Free data: utility, risks, opportunities

Some random thoughts after The possibilities of real-time data event at the City Hall.

Free your location: you’re already being photographed
I was not surprised to hear the typical objection (or rant, if you don’t mind) of institutions’ representative when requested to release data: “We must comply with the Data Protection Act!“. Although this is technically true, I’d like to remind these bureaucrats that in the UK being portraited by a photographer in a public place is legal. In other words, if I’m in Piccadilly Circus and someone wants to take a portrait of me, and possibly use it for profit, he is legally allowed to do so without my authorization.
Hence, if we’re talking about releasing Oyster data, I can’t really see bigger problems than those related to photographs: where Oyster data makes it public where you are and, possibly, when, a photograph might give insight to where you are and what you are doing. I think that where+what is intrinsically more dangerous (and misleading, in most cases) than where+when, so what’s the fuss about?

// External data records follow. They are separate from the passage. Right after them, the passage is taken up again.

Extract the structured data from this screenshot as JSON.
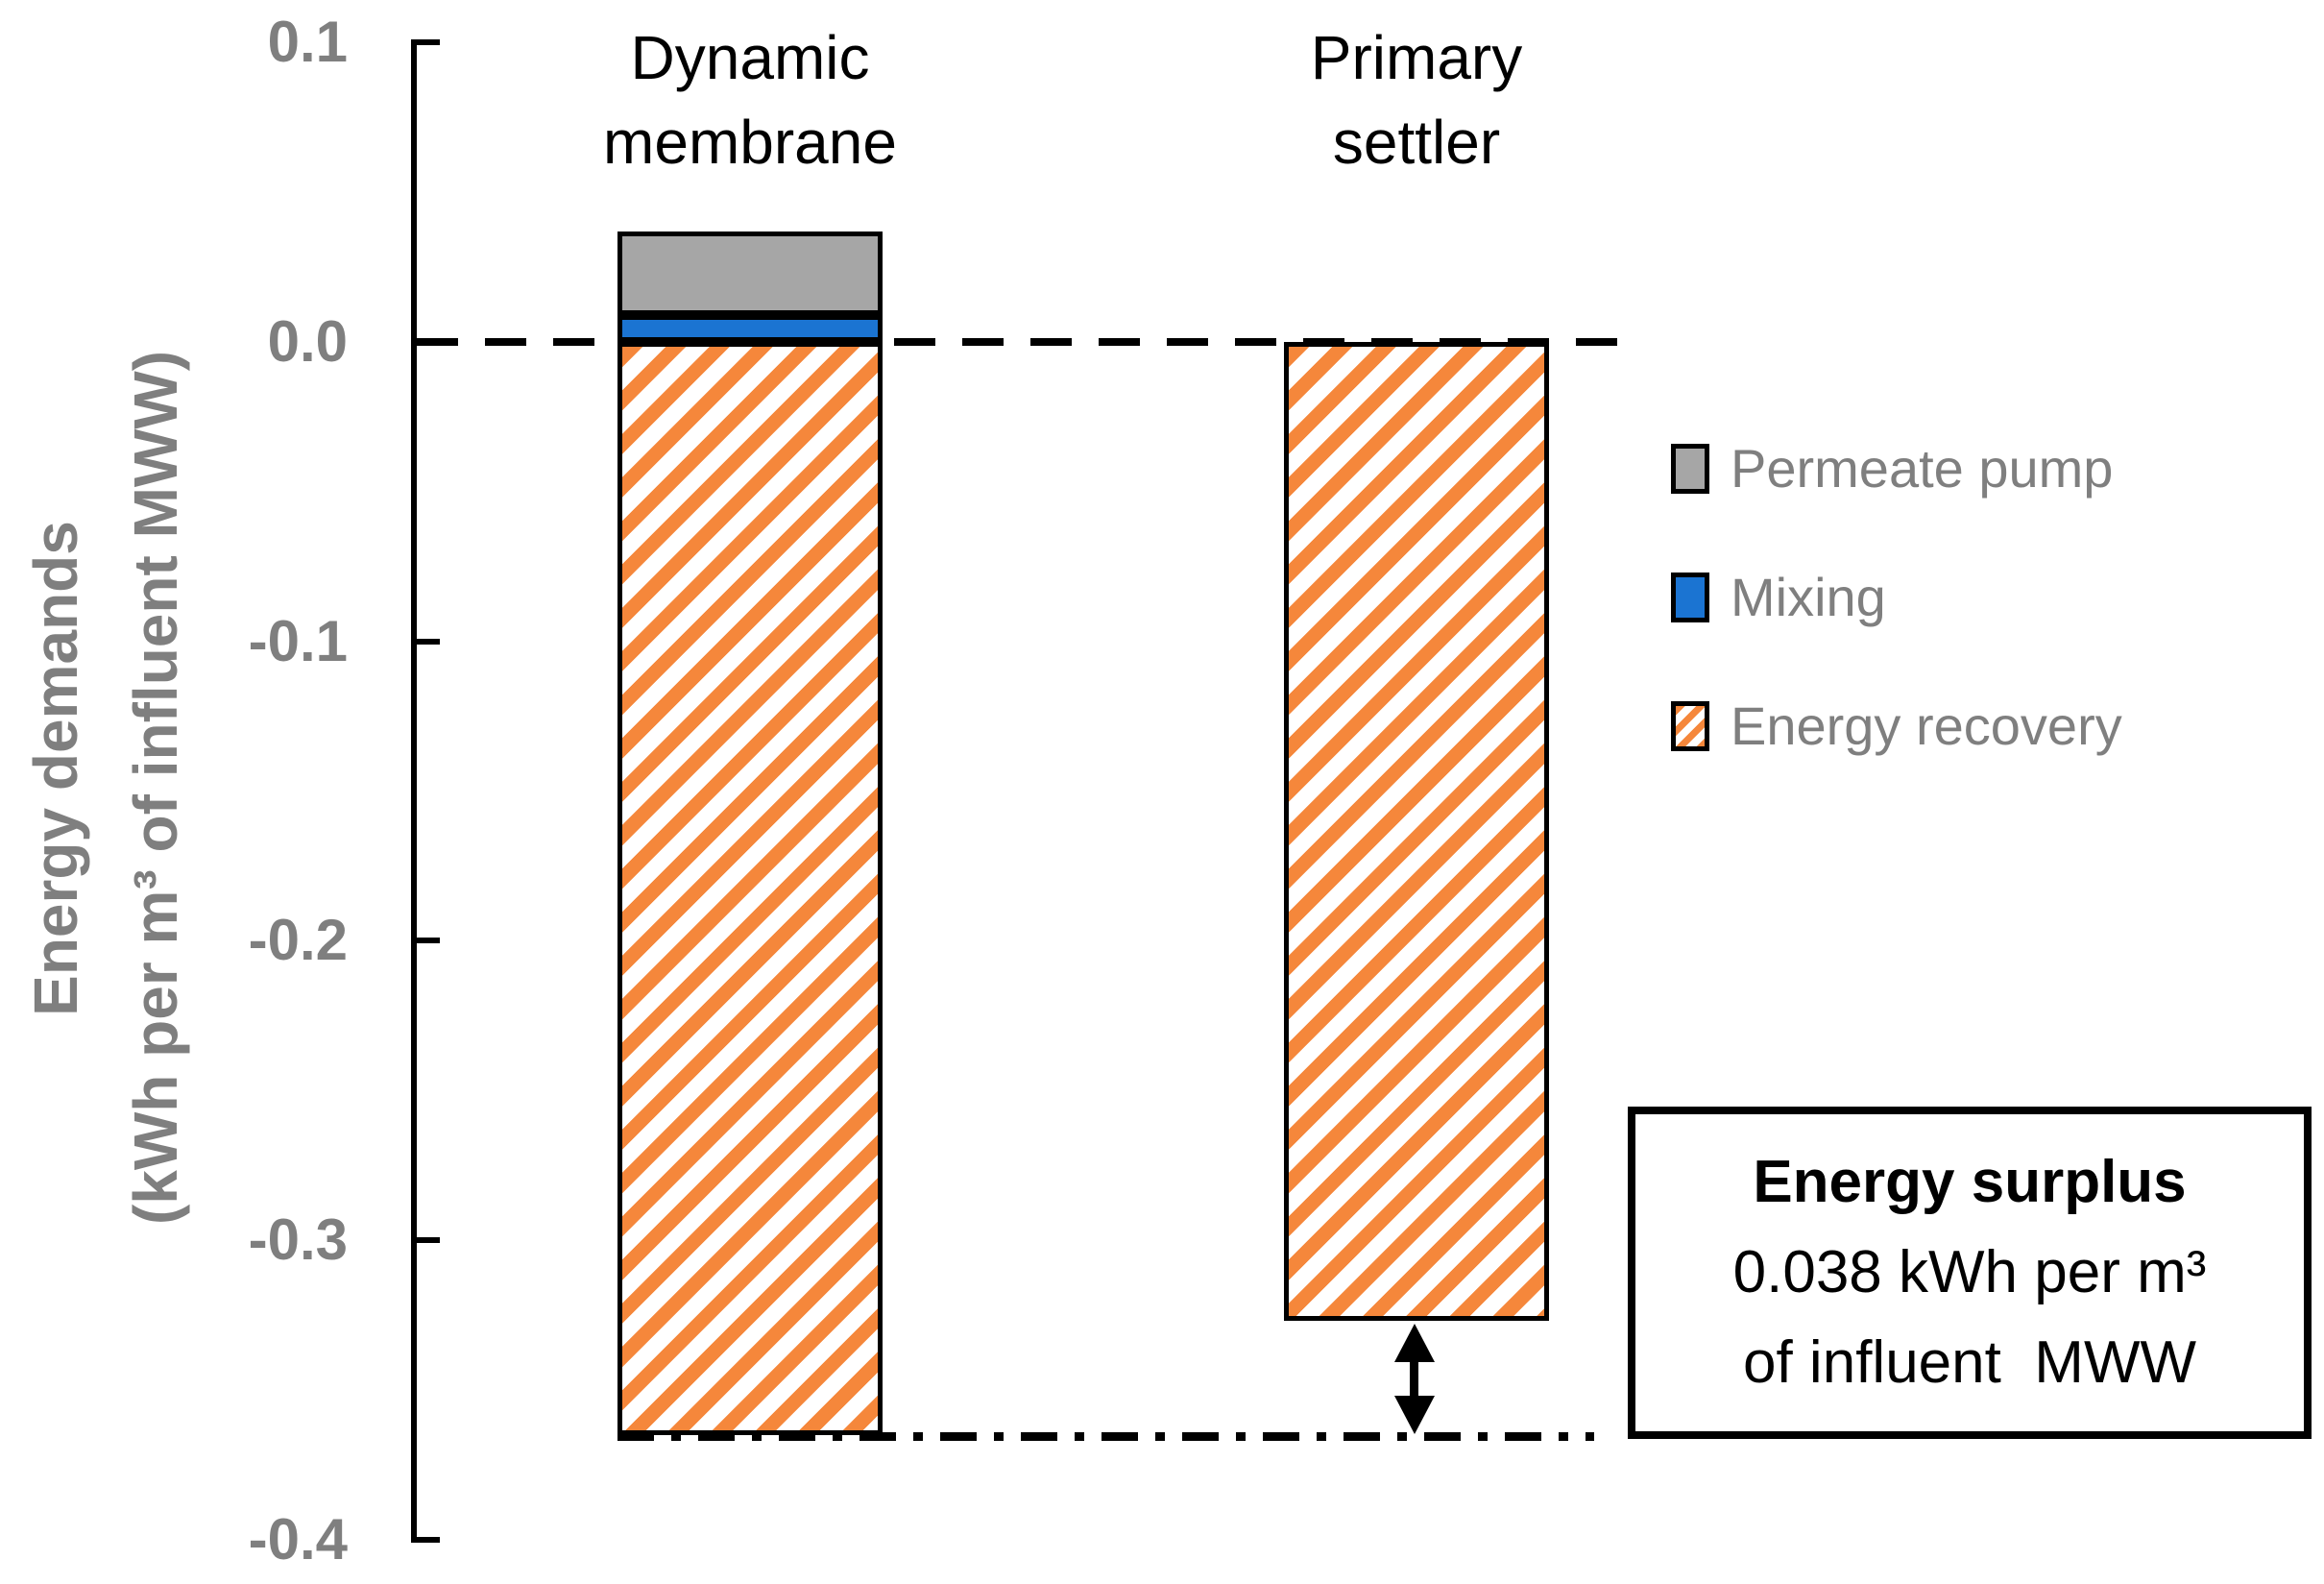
{
  "colors": {
    "permeate_pump_fill": "#A6A6A6",
    "mixing_fill": "#1B74D2",
    "energy_recovery_stripe": "#F5873B",
    "axis_text": "#7F7F7F",
    "line_color": "#000000"
  },
  "y_axis": {
    "title_line1": "Energy demands",
    "title_line2": "(kWh per m³ of influent MWW)",
    "ticks": [
      {
        "label": "0.1",
        "value": 0.1
      },
      {
        "label": "0.0",
        "value": 0.0
      },
      {
        "label": "-0.1",
        "value": -0.1
      },
      {
        "label": "-0.2",
        "value": -0.2
      },
      {
        "label": "-0.3",
        "value": -0.3
      },
      {
        "label": "-0.4",
        "value": -0.4
      }
    ]
  },
  "categories": [
    {
      "label_line1": "Dynamic",
      "label_line2": "membrane"
    },
    {
      "label_line1": "Primary",
      "label_line2": "settler"
    }
  ],
  "legend": [
    {
      "label": "Permeate pump",
      "style": "gray"
    },
    {
      "label": "Mixing",
      "style": "blue"
    },
    {
      "label": "Energy recovery",
      "style": "hatch"
    }
  ],
  "annotation_box": {
    "line1": "Energy surplus",
    "line2": "0.038 kWh per m³",
    "line3": "of influent  MWW"
  },
  "chart_data": {
    "type": "bar",
    "stacked": true,
    "title": "",
    "xlabel": "",
    "ylabel": "Energy demands (kWh per m³ of influent MWW)",
    "ylim": [
      -0.4,
      0.1
    ],
    "ytick_step": 0.1,
    "grid": false,
    "legend_position": "right",
    "categories": [
      "Dynamic membrane",
      "Primary settler"
    ],
    "series": [
      {
        "name": "Permeate pump",
        "values": [
          0.028,
          0
        ]
      },
      {
        "name": "Mixing",
        "values": [
          0.009,
          0
        ]
      },
      {
        "name": "Energy recovery",
        "values": [
          -0.365,
          -0.327
        ]
      }
    ],
    "bars": [
      {
        "category": "Dynamic membrane",
        "segments": [
          {
            "series": "Mixing",
            "from": 0,
            "to": 0.009
          },
          {
            "series": "Permeate pump",
            "from": 0.009,
            "to": 0.037
          },
          {
            "series": "Energy recovery",
            "from": -0.365,
            "to": 0
          }
        ]
      },
      {
        "category": "Primary settler",
        "segments": [
          {
            "series": "Energy recovery",
            "from": -0.327,
            "to": 0
          }
        ]
      }
    ],
    "annotations": [
      {
        "type": "dashed-line",
        "y": 0
      },
      {
        "type": "dashdot-line",
        "y": -0.365
      },
      {
        "type": "double-arrow",
        "x_category": "Primary settler",
        "from": -0.327,
        "to": -0.365
      },
      {
        "type": "text-box",
        "text": "Energy surplus 0.038 kWh per m³ of influent MWW"
      }
    ]
  }
}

Free our data: you will benefit from it!
Bryan Sivak, Chief Technology Officer of Washington DC (yes, they have a CTO!), has clearly shown it with an impressive talk: freeing public data improves service level and saves public money. This is a powerful concept: if an institution releases data, developers and business will start creating enterprises and applications over it. But more importantly, the institution itself will benefit from better accessibility, data standards, and fresh policies. That’s why the OCTO has released data and facilitated competition by offering money prizes to developers: the government gets expertise and new ways of looking at data in return for technological free speech. It’s something the UK (local) government should seriously consider.

Free your comments: the case for partnerships between companies and users
Jonathan Raper, our Twitter’s @MadProf, is sure that partnerships between companies and users will become more and more popular. Companies, in his view, will let the cloud generate and manage a flow of information about their services and possibly integrate it in their reputation management strategy.
I wouldn’t be too optimistic, though. Albeit it’s true that many longsighted companies have started engaging with the cloud and welcome autonomous, independently run, twitter service updates, most of them will try to dismiss any reference to bad service. There are also issues with data covered by licenses (see the case of FootyTweets).
I don’t know why I keep thinking about trains as an example, but would you really think that, say, Thameslink would welcome the cloud twitting about constant delays on their Luton services? Not to mention the fact that NationalRail forced a developer to stop offering a free iPhone application with train schedules – to start selling their own, non free (yes, charging £4.99 for data you can get from their own mobile web-site for free, with the same ease of use, is indeed a stupid commercial strategy).

Ain’t it beautiful, that thing?
We’ve seen many fascinating visualization of free data, both real-time and not. Some of these require a lot of work to develop. But are they useful? What I wonder is not just if they carry any commercial utility, but if they can actually be useful to people, by improving their life experience. I have no doubt, for example, that itoworld‘s visualization of transport data, and especially those about Congestion Charging, are a great tool to let people understand policies and authorities make better planning. But I’m not sure that MIT SenseLab’s graphs of phone calls during the World Cup Final, despite being beautiful to see, funny to think about, and technically accurate, may bring any improvement to user experience. (Well, this may be the general difference between commercial and academic initiative – but I believe this applies more generally, in the area of data visualization).

Unorthodox uses of locative technologies
MIT Senselab‘s Carlo Ratti used gsm cell association data to approximate people density in streets. This is an interesting use of technology. Nonetheless, unorthodox uses of technologies, especially locative technologies, must be taken carefully. Think about using the same technique to calculate road traffic density: you would have to consider single and multiple occupancy vehicles, where this can have different meanings on city roads and motorways. Using technology in unusual ways is fascinating and potentially useful, but the association of the appropriate technique to the right problem must be carefully gauged.

Risks of not-so-deep research
This is generally true in research, but I would say it’s getting more evident in location-based services research and commercial activities: targeting marginally interesting areas of knowledge and enterprise. Ratti’s words: “One PhD student is currently looking at the correlations between Britons and parties in Barcelona… no results yet“. Of course, this was told as a half-joke. But in many contexts, it’s still a half-truth.